Comments - Connecting

7 months ago Daniël van Eeden

Thanks for looking into this. It indeed looks like you are right and the server only reads one byte. The problem with this is that with collations >255 this means the server can't pick the correct collation. This might be solved by clients by sending SET NAMES (which Connector/Python at least in some cases seems to do twice...). However that means this field becomes useless and at least one extra roundtrip is needed. This would mean the protocol needs to be updated to avoid the roundtrip. And while I agree that this should be done in a official way, the thing that Connector/Python does would be an obvious solution. Other options are to put the second byte elsewhere in the protocol.

I think this issue isn't affecting many people as collations >255 aren't very common and SET NAMES also hides this issue.

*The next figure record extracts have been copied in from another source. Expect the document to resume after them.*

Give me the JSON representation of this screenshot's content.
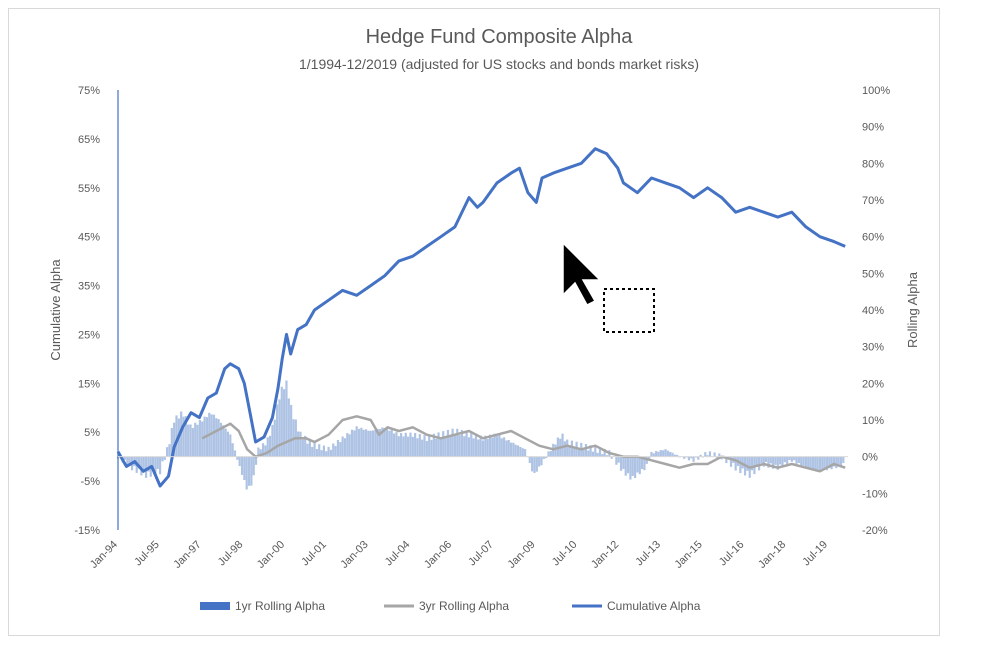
{
  "chart_data": {
    "type": "line",
    "title": "Hedge Fund Composite Alpha",
    "subtitle": "1/1994-12/2019  (adjusted for US stocks and bonds market risks)",
    "y_left_label": "Cumulative Alpha",
    "y_right_label": "Rolling Alpha",
    "y_left_range": [
      -15,
      75
    ],
    "y_right_range": [
      -20,
      100
    ],
    "y_left_ticks": [
      "75%",
      "65%",
      "55%",
      "45%",
      "35%",
      "25%",
      "15%",
      "5%",
      "-5%",
      "-15%"
    ],
    "y_right_ticks": [
      "100%",
      "90%",
      "80%",
      "70%",
      "60%",
      "50%",
      "40%",
      "30%",
      "20%",
      "10%",
      "0%",
      "-10%",
      "-20%"
    ],
    "x_ticks": [
      "Jan-94",
      "Jul-95",
      "Jan-97",
      "Jul-98",
      "Jan-00",
      "Jul-01",
      "Jan-03",
      "Jul-04",
      "Jan-06",
      "Jul-07",
      "Jan-09",
      "Jul-10",
      "Jan-12",
      "Jul-13",
      "Jan-15",
      "Jul-16",
      "Jan-18",
      "Jul-19"
    ],
    "legend_position": "bottom",
    "series": [
      {
        "name": "1yr Rolling Alpha",
        "kind": "bar",
        "axis": "right",
        "color": "#aec3e4",
        "points": [
          [
            1994.0,
            0
          ],
          [
            1994.5,
            -3
          ],
          [
            1995.0,
            -5
          ],
          [
            1995.5,
            -4
          ],
          [
            1995.8,
            3
          ],
          [
            1996.0,
            10
          ],
          [
            1996.3,
            12
          ],
          [
            1996.6,
            8
          ],
          [
            1997.0,
            10
          ],
          [
            1997.3,
            12
          ],
          [
            1997.6,
            10
          ],
          [
            1998.0,
            6
          ],
          [
            1998.3,
            -2
          ],
          [
            1998.6,
            -9
          ],
          [
            1998.8,
            -7
          ],
          [
            1999.0,
            2
          ],
          [
            1999.3,
            4
          ],
          [
            1999.5,
            8
          ],
          [
            1999.8,
            18
          ],
          [
            2000.0,
            20
          ],
          [
            2000.2,
            12
          ],
          [
            2000.5,
            6
          ],
          [
            2000.8,
            4
          ],
          [
            2001.0,
            3
          ],
          [
            2001.5,
            2
          ],
          [
            2002.0,
            5
          ],
          [
            2002.5,
            8
          ],
          [
            2003.0,
            7
          ],
          [
            2003.5,
            8
          ],
          [
            2004.0,
            6
          ],
          [
            2004.5,
            6
          ],
          [
            2005.0,
            5
          ],
          [
            2005.5,
            6
          ],
          [
            2006.0,
            7
          ],
          [
            2006.5,
            6
          ],
          [
            2007.0,
            5
          ],
          [
            2007.5,
            6
          ],
          [
            2008.0,
            4
          ],
          [
            2008.5,
            2
          ],
          [
            2008.8,
            -5
          ],
          [
            2009.0,
            -3
          ],
          [
            2009.5,
            3
          ],
          [
            2009.8,
            6
          ],
          [
            2010.0,
            4
          ],
          [
            2010.5,
            3
          ],
          [
            2011.0,
            2
          ],
          [
            2011.5,
            1
          ],
          [
            2012.0,
            -4
          ],
          [
            2012.3,
            -6
          ],
          [
            2012.8,
            -3
          ],
          [
            2013.0,
            1
          ],
          [
            2013.5,
            2
          ],
          [
            2014.0,
            0
          ],
          [
            2014.5,
            -1
          ],
          [
            2015.0,
            1
          ],
          [
            2015.5,
            0
          ],
          [
            2016.0,
            -3
          ],
          [
            2016.5,
            -5
          ],
          [
            2017.0,
            -2
          ],
          [
            2017.5,
            -3
          ],
          [
            2018.0,
            -1
          ],
          [
            2018.5,
            -3
          ],
          [
            2019.0,
            -4
          ],
          [
            2019.5,
            -3
          ],
          [
            2019.9,
            -2
          ]
        ]
      },
      {
        "name": "3yr Rolling Alpha",
        "kind": "line",
        "axis": "right",
        "color": "#a6a6a6",
        "points": [
          [
            1997.0,
            5
          ],
          [
            1997.5,
            7
          ],
          [
            1998.0,
            9
          ],
          [
            1998.3,
            7
          ],
          [
            1998.6,
            2
          ],
          [
            1998.9,
            0
          ],
          [
            1999.3,
            1
          ],
          [
            1999.7,
            3
          ],
          [
            2000.0,
            4
          ],
          [
            2000.3,
            5
          ],
          [
            2000.7,
            5
          ],
          [
            2001.0,
            4
          ],
          [
            2001.5,
            6
          ],
          [
            2002.0,
            10
          ],
          [
            2002.5,
            11
          ],
          [
            2003.0,
            10
          ],
          [
            2003.3,
            6
          ],
          [
            2003.6,
            8
          ],
          [
            2004.0,
            7
          ],
          [
            2004.5,
            8
          ],
          [
            2005.0,
            6
          ],
          [
            2005.5,
            5
          ],
          [
            2006.0,
            6
          ],
          [
            2006.5,
            7
          ],
          [
            2007.0,
            5
          ],
          [
            2007.5,
            6
          ],
          [
            2008.0,
            7
          ],
          [
            2008.5,
            5
          ],
          [
            2009.0,
            3
          ],
          [
            2009.5,
            2
          ],
          [
            2010.0,
            3
          ],
          [
            2010.5,
            2
          ],
          [
            2011.0,
            3
          ],
          [
            2011.5,
            1
          ],
          [
            2012.0,
            0
          ],
          [
            2012.5,
            0
          ],
          [
            2013.0,
            -1
          ],
          [
            2013.5,
            -2
          ],
          [
            2014.0,
            -3
          ],
          [
            2014.5,
            -2
          ],
          [
            2015.0,
            -2
          ],
          [
            2015.5,
            0
          ],
          [
            2016.0,
            -1
          ],
          [
            2016.5,
            -3
          ],
          [
            2017.0,
            -2
          ],
          [
            2017.5,
            -3
          ],
          [
            2018.0,
            -2
          ],
          [
            2018.5,
            -3
          ],
          [
            2019.0,
            -4
          ],
          [
            2019.5,
            -2
          ],
          [
            2019.9,
            -3
          ]
        ]
      },
      {
        "name": "Cumulative Alpha",
        "kind": "line",
        "axis": "left",
        "color": "#4472c4",
        "points": [
          [
            1994.0,
            1
          ],
          [
            1994.3,
            -2
          ],
          [
            1994.6,
            -1
          ],
          [
            1994.9,
            -3
          ],
          [
            1995.2,
            -2
          ],
          [
            1995.5,
            -6
          ],
          [
            1995.8,
            -4
          ],
          [
            1996.0,
            2
          ],
          [
            1996.3,
            6
          ],
          [
            1996.6,
            9
          ],
          [
            1996.9,
            8
          ],
          [
            1997.2,
            12
          ],
          [
            1997.5,
            13
          ],
          [
            1997.8,
            18
          ],
          [
            1998.0,
            19
          ],
          [
            1998.3,
            18
          ],
          [
            1998.5,
            15
          ],
          [
            1998.7,
            9
          ],
          [
            1998.9,
            3
          ],
          [
            1999.2,
            4
          ],
          [
            1999.5,
            8
          ],
          [
            1999.7,
            14
          ],
          [
            1999.85,
            20
          ],
          [
            2000.0,
            25
          ],
          [
            2000.15,
            21
          ],
          [
            2000.4,
            26
          ],
          [
            2000.7,
            27
          ],
          [
            2001.0,
            30
          ],
          [
            2001.5,
            32
          ],
          [
            2002.0,
            34
          ],
          [
            2002.5,
            33
          ],
          [
            2003.0,
            35
          ],
          [
            2003.5,
            37
          ],
          [
            2004.0,
            40
          ],
          [
            2004.5,
            41
          ],
          [
            2005.0,
            43
          ],
          [
            2005.5,
            45
          ],
          [
            2006.0,
            47
          ],
          [
            2006.5,
            53
          ],
          [
            2006.8,
            51
          ],
          [
            2007.0,
            52
          ],
          [
            2007.5,
            56
          ],
          [
            2008.0,
            58
          ],
          [
            2008.3,
            59
          ],
          [
            2008.6,
            54
          ],
          [
            2008.9,
            52
          ],
          [
            2009.1,
            57
          ],
          [
            2009.5,
            58
          ],
          [
            2010.0,
            59
          ],
          [
            2010.5,
            60
          ],
          [
            2011.0,
            63
          ],
          [
            2011.4,
            62
          ],
          [
            2011.8,
            59
          ],
          [
            2012.0,
            56
          ],
          [
            2012.5,
            54
          ],
          [
            2013.0,
            57
          ],
          [
            2013.5,
            56
          ],
          [
            2014.0,
            55
          ],
          [
            2014.5,
            53
          ],
          [
            2015.0,
            55
          ],
          [
            2015.5,
            53
          ],
          [
            2016.0,
            50
          ],
          [
            2016.5,
            51
          ],
          [
            2017.0,
            50
          ],
          [
            2017.5,
            49
          ],
          [
            2018.0,
            50
          ],
          [
            2018.5,
            47
          ],
          [
            2019.0,
            45
          ],
          [
            2019.5,
            44
          ],
          [
            2019.9,
            43
          ]
        ]
      }
    ]
  }
}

I've updated the bugreport with MySQL. Let's see what they have to say about this.

 
7 months ago Vladislav Vaintroub

I think that an extension like you describe might make sense, but there needs to be a consensus, and server should signal the client that it understands whatever client sends, once it understands it. Usually, capability bits are used for this kind of signal, but MySQL is running out of these bits, and needs some extension.

Otherwise, I believe any form of utf8mb4 is good enough for majority of clients and their use cases, e.g utf8mb4_bin. The connection's collation only affects comparison of literal strings, which is not what everyone would need from database, and for rare cases, SET NAMES could be appropriate.